FIG. 1 is a diagram showing pixels used in conventional prediction, FIG. 2 is a block diagram showing the basic configuration of a halftone signal processing device in an embodiment of the present invention, and FIG. 3 is a diagram showing pixels and halftone dots. FIG. 4 is a diagram showing the relative positional relationship, FIG. 4 is a diagram explaining the functions of pixels used for prediction, FIGS. 5 a to d are diagrams showing examples of arrangement of pixels used for prediction, and FIGS. FIG. 3 is a diagram illustrating an example arrangement of pixels used for prediction. 4...Photoelectric conversion element, 5...Binarizer, 6...E memory, 7...Predictor, 8...

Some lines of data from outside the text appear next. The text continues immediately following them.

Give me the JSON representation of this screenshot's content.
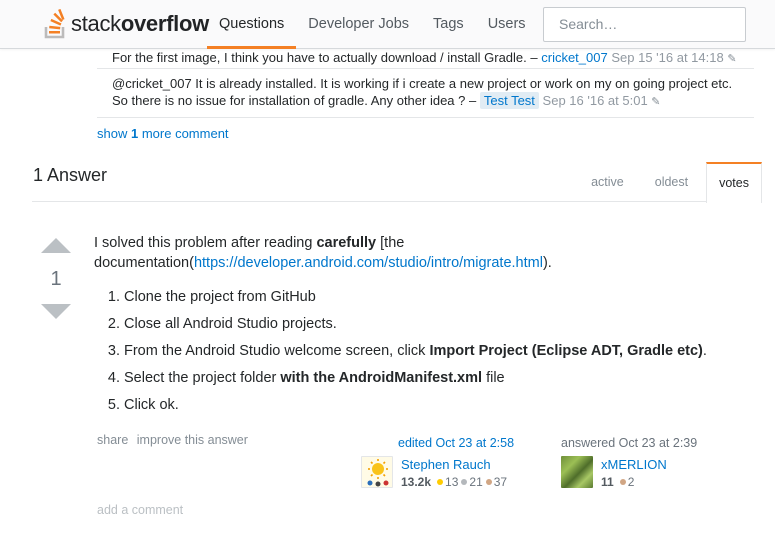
{
  "header": {
    "logo_prefix": "stack",
    "logo_suffix": "overflow",
    "nav": [
      "Questions",
      "Developer Jobs",
      "Tags",
      "Users"
    ],
    "search_placeholder": "Search…"
  },
  "comments": [
    {
      "text": "For the first image, I think you have to actually download / install Gradle. –",
      "user": "cricket_007",
      "date": "Sep 15 '16 at 14:18"
    },
    {
      "text": "@cricket_007 It is already installed. It is working if i create a new project or work on my on going project etc. So there is no issue for installation of gradle. Any other idea ? –",
      "user": "Test Test",
      "date": "Sep 16 '16 at 5:01"
    }
  ],
  "show_more": {
    "prefix": "show",
    "count": "1",
    "suffix": "more comment"
  },
  "answers": {
    "heading": "1 Answer",
    "tabs": [
      "active",
      "oldest",
      "votes"
    ],
    "active_tab": "votes"
  },
  "answer": {
    "votes": "1",
    "intro_before": "I solved this problem after reading ",
    "intro_bold": "carefully",
    "intro_mid": " [the documentation(",
    "link": "https://developer.android.com/studio/intro/migrate.html",
    "intro_after": ").",
    "steps": {
      "s1": "Clone the project from GitHub",
      "s2": "Close all Android Studio projects.",
      "s3_before": "From the Android Studio welcome screen, click ",
      "s3_bold": "Import Project (Eclipse ADT, Gradle etc)",
      "s3_after": ".",
      "s4_before": "Select the project folder ",
      "s4_bold": "with the AndroidManifest.xml",
      "s4_after": " file",
      "s5": "Click ok."
    },
    "menu": [
      "share",
      "improve this answer"
    ],
    "editor": {
      "action": "edited Oct 23 at 2:58",
      "name": "Stephen Rauch",
      "rep": "13.2k",
      "gold": "13",
      "silver": "21",
      "bronze": "37"
    },
    "author": {
      "action": "answered Oct 23 at 2:39",
      "name": "xMERLION",
      "rep": "11",
      "bronze": "2"
    },
    "add_comment": "add a comment"
  },
  "colors": {
    "accent": "#f48024",
    "link": "#0077cc",
    "vote_arrow": "#bbc0c4"
  }
}
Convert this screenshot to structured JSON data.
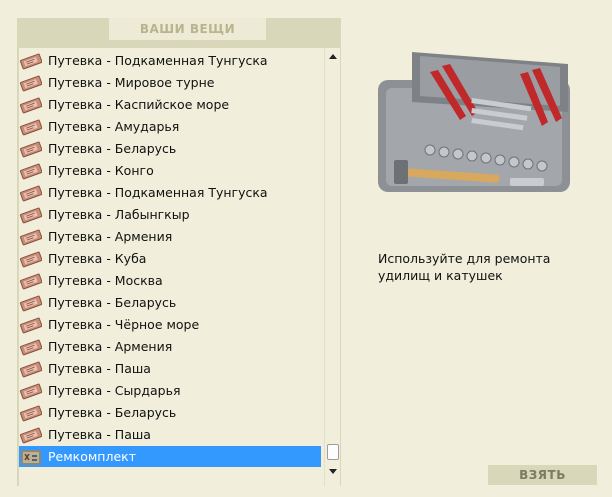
{
  "inventory": {
    "header": "ВАШИ ВЕЩИ",
    "items": [
      {
        "label": "Путевка - Подкаменная Тунгуска",
        "icon": "ticket-icon"
      },
      {
        "label": "Путевка - Мировое турне",
        "icon": "ticket-icon"
      },
      {
        "label": "Путевка - Каспийское море",
        "icon": "ticket-icon"
      },
      {
        "label": "Путевка - Амударья",
        "icon": "ticket-icon"
      },
      {
        "label": "Путевка - Беларусь",
        "icon": "ticket-icon"
      },
      {
        "label": "Путевка - Конго",
        "icon": "ticket-icon"
      },
      {
        "label": "Путевка - Подкаменная Тунгуска",
        "icon": "ticket-icon"
      },
      {
        "label": "Путевка - Лабынгкыр",
        "icon": "ticket-icon"
      },
      {
        "label": "Путевка - Армения",
        "icon": "ticket-icon"
      },
      {
        "label": "Путевка - Куба",
        "icon": "ticket-icon"
      },
      {
        "label": "Путевка - Москва",
        "icon": "ticket-icon"
      },
      {
        "label": "Путевка - Беларусь",
        "icon": "ticket-icon"
      },
      {
        "label": "Путевка - Чёрное море",
        "icon": "ticket-icon"
      },
      {
        "label": "Путевка - Армения",
        "icon": "ticket-icon"
      },
      {
        "label": "Путевка - Паша",
        "icon": "ticket-icon"
      },
      {
        "label": "Путевка - Сырдарья",
        "icon": "ticket-icon"
      },
      {
        "label": "Путевка - Беларусь",
        "icon": "ticket-icon"
      },
      {
        "label": "Путевка - Паша",
        "icon": "ticket-icon"
      },
      {
        "label": "Ремкомплект",
        "icon": "repair-kit-icon",
        "selected": true
      }
    ]
  },
  "detail": {
    "image": "toolbox-image",
    "description": "Используйте для ремонта удилищ и катушек"
  },
  "actions": {
    "take_label": "ВЗЯТЬ"
  },
  "colors": {
    "background": "#f1efdb",
    "panel": "#d9d7b9",
    "selection": "#3399ff"
  }
}
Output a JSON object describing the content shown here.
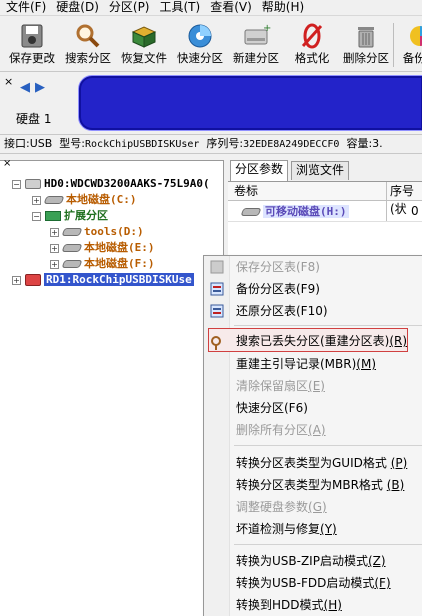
{
  "menubar": {
    "items": [
      "文件(F)",
      "硬盘(D)",
      "分区(P)",
      "工具(T)",
      "查看(V)",
      "帮助(H)"
    ]
  },
  "toolbar": {
    "buttons": [
      {
        "label": "保存更改",
        "icon": "save-icon"
      },
      {
        "label": "搜索分区",
        "icon": "magnifier-icon"
      },
      {
        "label": "恢复文件",
        "icon": "box-icon"
      },
      {
        "label": "快速分区",
        "icon": "disc-icon"
      },
      {
        "label": "新建分区",
        "icon": "new-disk-icon"
      },
      {
        "label": "格式化",
        "icon": "format-icon"
      },
      {
        "label": "删除分区",
        "icon": "trash-icon"
      },
      {
        "label": "备份分",
        "icon": "backup-icon"
      }
    ]
  },
  "diskbar": {
    "close": "×",
    "label": "硬盘 1",
    "band_color": "#2323c9"
  },
  "infobar": {
    "interface": "接口:USB",
    "model_label": "型号:",
    "model_value": "RockChipUSBDISKUser",
    "serial_label": "序列号:",
    "serial_value": "32EDE8A249DECCF0",
    "capacity": "容量:3."
  },
  "tree": {
    "close": "×",
    "nodes": [
      {
        "label": "HD0:WDCWD3200AAKS-75L9A0(",
        "expander": "−"
      },
      {
        "label": "本地磁盘(C:)",
        "expander": "+"
      },
      {
        "label": "扩展分区",
        "expander": "−"
      },
      {
        "label": "tools(D:)",
        "expander": "+"
      },
      {
        "label": "本地磁盘(E:)",
        "expander": "+"
      },
      {
        "label": "本地磁盘(F:)",
        "expander": "+"
      },
      {
        "label": "RD1:RockChipUSBDISKUse",
        "expander": "+"
      }
    ]
  },
  "tabs": [
    "分区参数",
    "浏览文件"
  ],
  "grid": {
    "headers": [
      "卷标",
      "序号(状"
    ],
    "rows": [
      {
        "name": "可移动磁盘(H:)",
        "index": "0"
      }
    ]
  },
  "context_menu": {
    "items": [
      {
        "label": "保存分区表(F8)",
        "disabled": true,
        "key": ""
      },
      {
        "label": "备份分区表(F9)",
        "disabled": false,
        "key": ""
      },
      {
        "label": "还原分区表(F10)",
        "disabled": false,
        "key": ""
      },
      {
        "label": "搜索已丢失分区(重建分区表)",
        "disabled": false,
        "key": "(R)"
      },
      {
        "label": "重建主引导记录(MBR)",
        "disabled": false,
        "key": "(M)"
      },
      {
        "label": "清除保留扇区",
        "disabled": true,
        "key": "(E)"
      },
      {
        "label": "快速分区(F6)",
        "disabled": false,
        "key": ""
      },
      {
        "label": "删除所有分区",
        "disabled": true,
        "key": "(A)"
      },
      {
        "label": "转换分区表类型为GUID格式 ",
        "disabled": false,
        "key": "(P)"
      },
      {
        "label": "转换分区表类型为MBR格式 ",
        "disabled": false,
        "key": "(B)"
      },
      {
        "label": "调整硬盘参数",
        "disabled": true,
        "key": "(G)"
      },
      {
        "label": "坏道检测与修复",
        "disabled": false,
        "key": "(Y)"
      },
      {
        "label": "转换为USB-ZIP启动模式",
        "disabled": false,
        "key": "(Z)"
      },
      {
        "label": "转换为USB-FDD启动模式",
        "disabled": false,
        "key": "(F)"
      },
      {
        "label": "转换到HDD模式",
        "disabled": false,
        "key": "(H)"
      }
    ]
  }
}
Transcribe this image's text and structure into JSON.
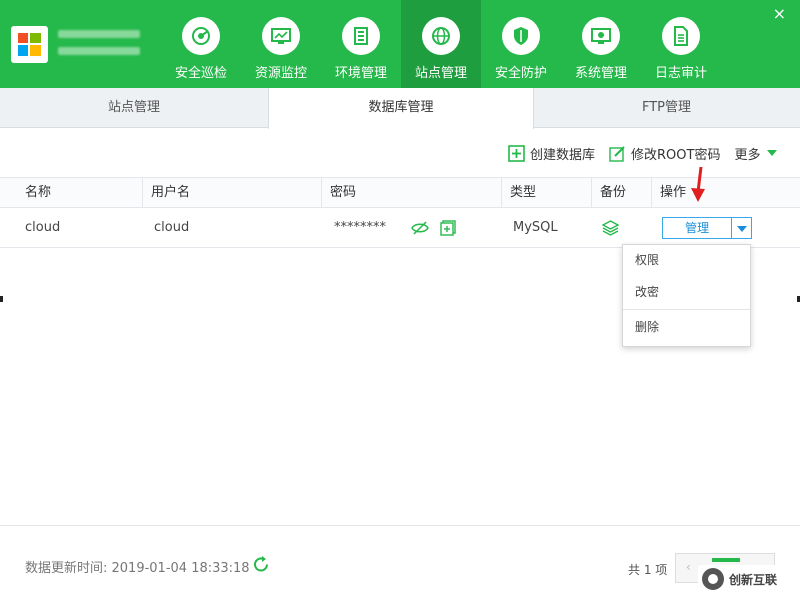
{
  "header": {
    "nav": [
      {
        "label": "安全巡检",
        "icon": "radar-icon"
      },
      {
        "label": "资源监控",
        "icon": "monitor-chart-icon"
      },
      {
        "label": "环境管理",
        "icon": "server-stack-icon"
      },
      {
        "label": "站点管理",
        "icon": "globe-icon",
        "active": true
      },
      {
        "label": "安全防护",
        "icon": "shield-icon"
      },
      {
        "label": "系统管理",
        "icon": "monitor-settings-icon"
      },
      {
        "label": "日志审计",
        "icon": "document-icon"
      }
    ],
    "close": "×",
    "accent": "#25b84a"
  },
  "tabs": [
    {
      "label": "站点管理"
    },
    {
      "label": "数据库管理",
      "active": true
    },
    {
      "label": "FTP管理"
    }
  ],
  "toolbar": {
    "create_db": "创建数据库",
    "change_root_pwd": "修改ROOT密码",
    "more": "更多"
  },
  "table": {
    "headers": [
      "名称",
      "用户名",
      "密码",
      "类型",
      "备份",
      "操作"
    ],
    "rows": [
      {
        "name": "cloud",
        "username": "cloud",
        "password": "********",
        "type": "MySQL",
        "action": "管理"
      }
    ]
  },
  "dropdown": {
    "items": [
      "权限",
      "改密",
      "删除"
    ]
  },
  "footer": {
    "update_time": "数据更新时间: 2019-01-04 18:33:18",
    "total": "共 1 项",
    "prev": "‹"
  },
  "watermark": {
    "text": "创新互联"
  }
}
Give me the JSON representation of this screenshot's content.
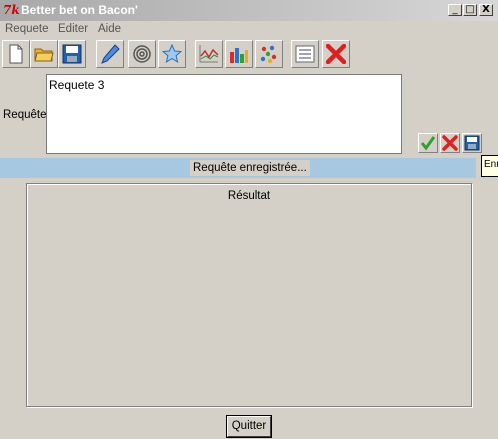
{
  "window": {
    "title": "Better bet on Bacon'",
    "logo": "7k"
  },
  "window_controls": {
    "minimize": "_",
    "maximize": "□",
    "close": "X"
  },
  "menu": [
    "Requete",
    "Editer",
    "Aide"
  ],
  "toolbar": [
    {
      "icon": "new-document-icon"
    },
    {
      "icon": "open-folder-icon"
    },
    {
      "icon": "save-icon"
    },
    {
      "icon": "pen-icon"
    },
    {
      "icon": "spiral-icon"
    },
    {
      "icon": "star-icon"
    },
    {
      "icon": "line-chart-icon"
    },
    {
      "icon": "bar-chart-icon"
    },
    {
      "icon": "scatter-chart-icon"
    },
    {
      "icon": "list-icon"
    },
    {
      "icon": "close-red-x-icon"
    }
  ],
  "query": {
    "label": "Requête",
    "value": "Requete 3"
  },
  "status": {
    "text": "Requête enregistrée..."
  },
  "tooltip": {
    "text": "Enregistrer"
  },
  "result": {
    "label": "Résultat"
  },
  "quit_button": {
    "label": "Quitter"
  },
  "colors": {
    "status_bar": "#a6c8e0",
    "background": "#d4d0c8"
  }
}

... Comparator, 9 ... Encoder.

Claims (1)

[Claims] 1. When predicting pixels in a halftone image area using an adaptive prediction method, the pixel width in the main scanning direction is W_m, the pixel width in the sub-scanning direction is W_s, and these are multiplied by integers n_m and n_s, respectively. The values are l_m(=W_m×n_m), l_s(=W_
s×n_s), l_m and l_m are values close to the halftone dot spacing L_m and L_s in the main scanning and sub-scanning directions, and the center of the predicted pixel is the origin, and the x-axis is the main scanning direction and the sub-scanning direction, respectively. , a means for taking a first reference pixel around the predicted pixel on the origin, considering a coordinate axis to be the y-axis;
Coordinate points where _k, N_k are 0 or positive integers (±1/
2l_m・M_k, ±1/2l_s・N_k), and select the pixel on the selected point, this pixel, the pixels around this pixel, or both pixels as the second a halftone dot signal processing apparatus, comprising means for using the first and second reference pixels as reference pixels, and predicting the prediction pixel using the first and second reference pixels. 2. The halftone signal processing device according to claim 1, wherein pixels to the left, upper left, upper, and upper right of the predicted pixel are selected as the first reference pixels. 3. Within each reference pixel block formed as a collection of reference pixels around each center point with the origin and the selected coordinate point as the center point, a reference pixel block is placed in the shadow of one reference pixel when viewed from the center point. The halftone signal processing device according to claim 1, characterized in that no pixels are taken. 4. The halftone signal processing device according to claim 1, wherein the number of reference pixels is increased for a reference pixel block close to the predicted pixel, and the number of reference pixels is decreased for a reference pixel block far from the predicted pixel. 5 If the selected coordinate point is one point, the coordinate (-1/2l
2. The halftone signal processing device according to claim 1, wherein the halftone dot signal processing device selects a point of _m, +1/2l_s). 6 If there are two coordinate points to be selected, the coordinates (-1/2l
__m, +1/2l_s) and (+1/2l_m, +1
2. The halftone dot signal processing device according to claim 1, wherein two points of /2l_s) are selected. 7 If there are 3 coordinate points to be selected, the coordinates (-1/2l
__m, +1/2l_s), (+1/2l_m, +1/2
2. The halftone signal processing device according to claim 1, wherein three points, l_s) and (-l_m, 0), are selected. 8 If there are 4 coordinate points to be selected, the coordinates (-1/2l
__m, +1/2l_s), (+1/2l_m, +1/2
4 of l_s), (l_m, 0) and (0, +l_s)
2. The halftone signal processing device according to claim 1, wherein a dot is selected. 9. The halftone image processing device according to claim 1, wherein one pixel corresponding to one coordinate point is taken as a reference pixel.